De 2017 até agora, foram apreendidas 32,9 toneladas de droga pela Polícia Civil
De 2017 até agora, foram apreendidas 32,9 toneladas de droga pela Polícia Civil   Foto: Arte: Mônica Sobral/AT

Fatores


A redução dos principais indicadores de criminalidade desde 2014, na faixa compreendida entre os municípios de Bertioga e Barra do Turvo, na divisa com o Paraná, é creditada pelo diretor do Deinter-6 a três fatores principais: as operações mensais da Polícia Civil, as ações conjuntas da instituição com a Polícia Militar e o trabalho de prefeitos da região em prol da segurança pública.


“Quando uma cidade aumenta o efetivo, equipa e qualifica com treinamentos e cursos a sua guarda municipal, as polícias Civil e Militar têm o seu trabalho revestido de maior êxito.

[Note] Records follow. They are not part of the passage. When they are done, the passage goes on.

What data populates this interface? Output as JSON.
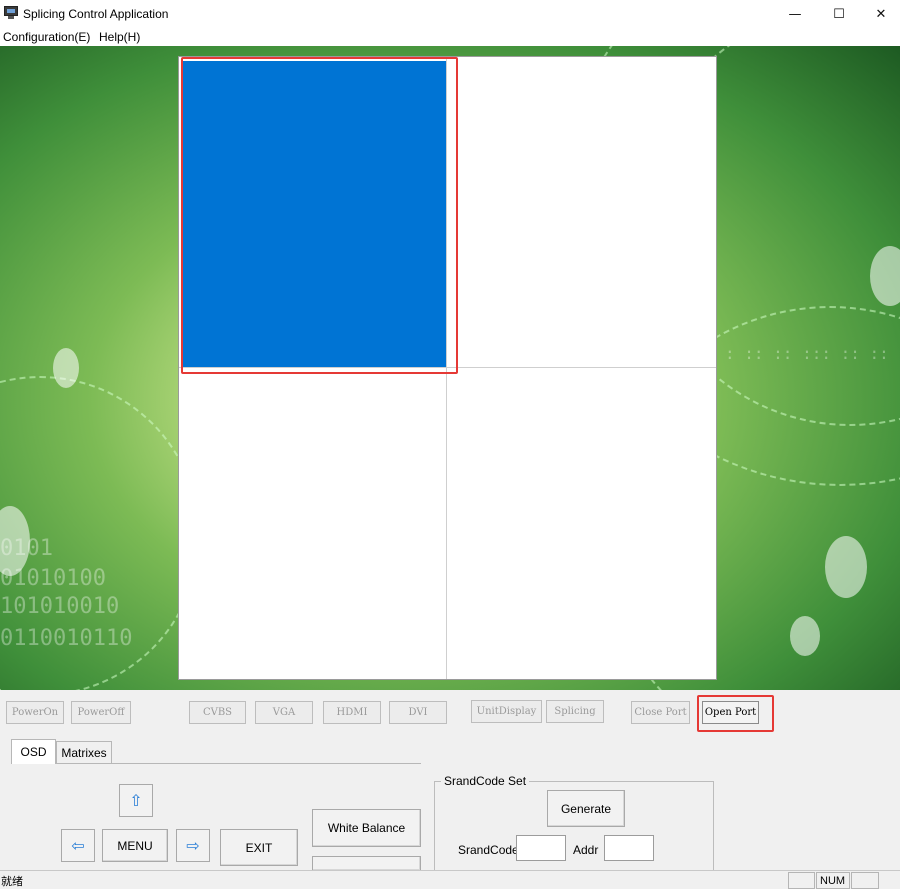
{
  "window": {
    "title": "Splicing Control Application",
    "minimize": "—",
    "maximize": "☐",
    "close": "✕"
  },
  "menu": {
    "items": [
      "Configuration(E)",
      "Help(H)"
    ]
  },
  "colors": {
    "selected_cell": "#0074d4",
    "highlight": "#e53935"
  },
  "wall": {
    "rows": 2,
    "cols": 2,
    "selected_cell": 1
  },
  "toolbar": {
    "buttons": [
      {
        "label": "PowerOn",
        "enabled": false
      },
      {
        "label": "PowerOff",
        "enabled": false
      },
      {
        "label": "CVBS",
        "enabled": false
      },
      {
        "label": "VGA",
        "enabled": false
      },
      {
        "label": "HDMI",
        "enabled": false
      },
      {
        "label": "DVI",
        "enabled": false
      },
      {
        "label": "UnitDisplay",
        "enabled": false
      },
      {
        "label": "Splicing",
        "enabled": false
      },
      {
        "label": "Close Port",
        "enabled": false
      },
      {
        "label": "Open Port",
        "enabled": true
      }
    ]
  },
  "tabs": [
    {
      "label": "OSD",
      "active": true
    },
    {
      "label": "Matrixes",
      "active": false
    }
  ],
  "osd": {
    "up_icon": "arrow-up-icon",
    "left_icon": "arrow-left-icon",
    "right_icon": "arrow-right-icon",
    "menu_label": "MENU",
    "exit_label": "EXIT",
    "white_balance_label": "White Balance"
  },
  "srand": {
    "title": "SrandCode Set",
    "generate_label": "Generate",
    "code_label": "SrandCode",
    "addr_label": "Addr",
    "code_value": "",
    "addr_value": ""
  },
  "status": {
    "text": "就绪",
    "num": "NUM"
  }
}
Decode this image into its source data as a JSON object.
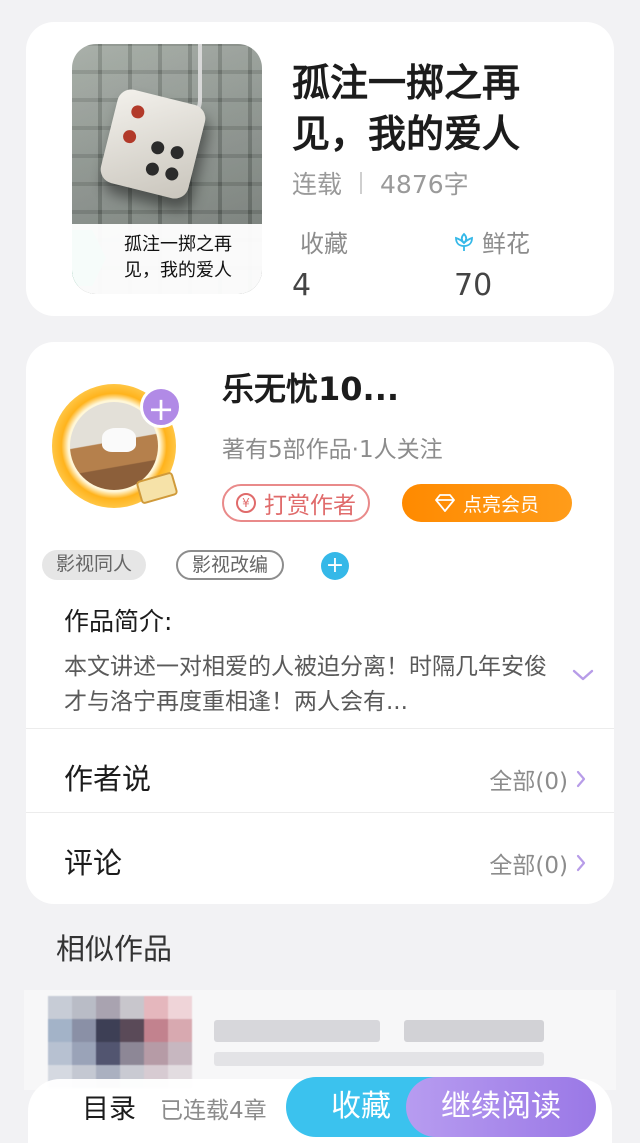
{
  "book": {
    "cover_caption": "孤注一掷之再见，我的爱人",
    "title": "孤注一掷之再见，我的爱人",
    "status": "连载",
    "word_count": "4876字",
    "favorites_label": "收藏",
    "favorites_count": "4",
    "flowers_label": "鲜花",
    "flowers_count": "70"
  },
  "author": {
    "name": "乐无忧10...",
    "meta": "著有5部作品·1人关注",
    "tip_label": "打赏作者",
    "tip_icon": "¥",
    "vip_label": "点亮会员",
    "follow_icon": "+"
  },
  "tags": [
    {
      "label": "影视同人"
    },
    {
      "label": "影视改编"
    }
  ],
  "tag_add_icon": "+",
  "intro": {
    "title": "作品简介:",
    "text": "本文讲述一对相爱的人被迫分离！时隔几年安俊才与洛宁再度重相逢！两人会有..."
  },
  "author_says": {
    "label": "作者说",
    "link": "全部(0)"
  },
  "comments": {
    "label": "评论",
    "link": "全部(0)"
  },
  "similar": {
    "title": "相似作品"
  },
  "bottom_bar": {
    "catalog": "目录",
    "chapters": "已连载4章",
    "collect": "收藏",
    "continue": "继续阅读"
  },
  "colors": {
    "accent_purple": "#b18ae6",
    "accent_blue": "#3bc2ee",
    "vip_orange": "#ff8a00",
    "tip_red": "#e06b6b"
  }
}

Na região, o principal exemplo vem de Praia Grande, que possui o maior e mais moderno sistema de monitoramento por câmeras. Além disso, a boa zeladoria da cidade favorece a redução dos índices de violência”, destaca Manoel Gatto.


Dados do Crimep mostram que a incidência dos homicídios, latrocínios e furtos em geral vem diminuindo anualmente, de 2014 até outubro deste ano (confira o quadro). Em relação aos assassinatos, o número desses delitos despencou de 209 para 127. Os roubos seguidos de morte e os furtos caíram, respectivamente, de 28 para 13 e de 31.194 para 21.849 no período. Também foi verificada a queda dos furtos de veículos e a dos roubos em geral e de veículos.


Números de ocorrências tiveram quedas ao longo dos anos
Números de ocorrências tiveram quedas ao longo dos anos   Foto: Arte: Mônica Sobral/AT

Sensação de insegurança


Apesar dos indicadores favoráveis do Crimep, Gatto reconhece que paira sobre a população uma sensação de insegurança, mas tem uma explicação para esse sentimento. “A tecnologia atual possibilita que a notícia de um crime seja disseminada simultaneamente à prática da ocorrência. Mas não se verifica, na maioria das vezes, a mesma velocidade quando um caso é esclarecido”.


O delegado também cita as notícias falsas para aumentar a sensação de insegurança da população. “Nas redes sociais proliferam as fake news. Por exemplo, houve o caso de um passageiro de ônibus atingido por uma flechada no Nordeste, mas a notícia circulou por aqui como se tivesse sido na Baixada Santista. O roubo de um carro na Linha Amarela, no Rio de Janeiro, também foi divulgado como se fosse na via de mesmo no nome que fica em São Vicente”.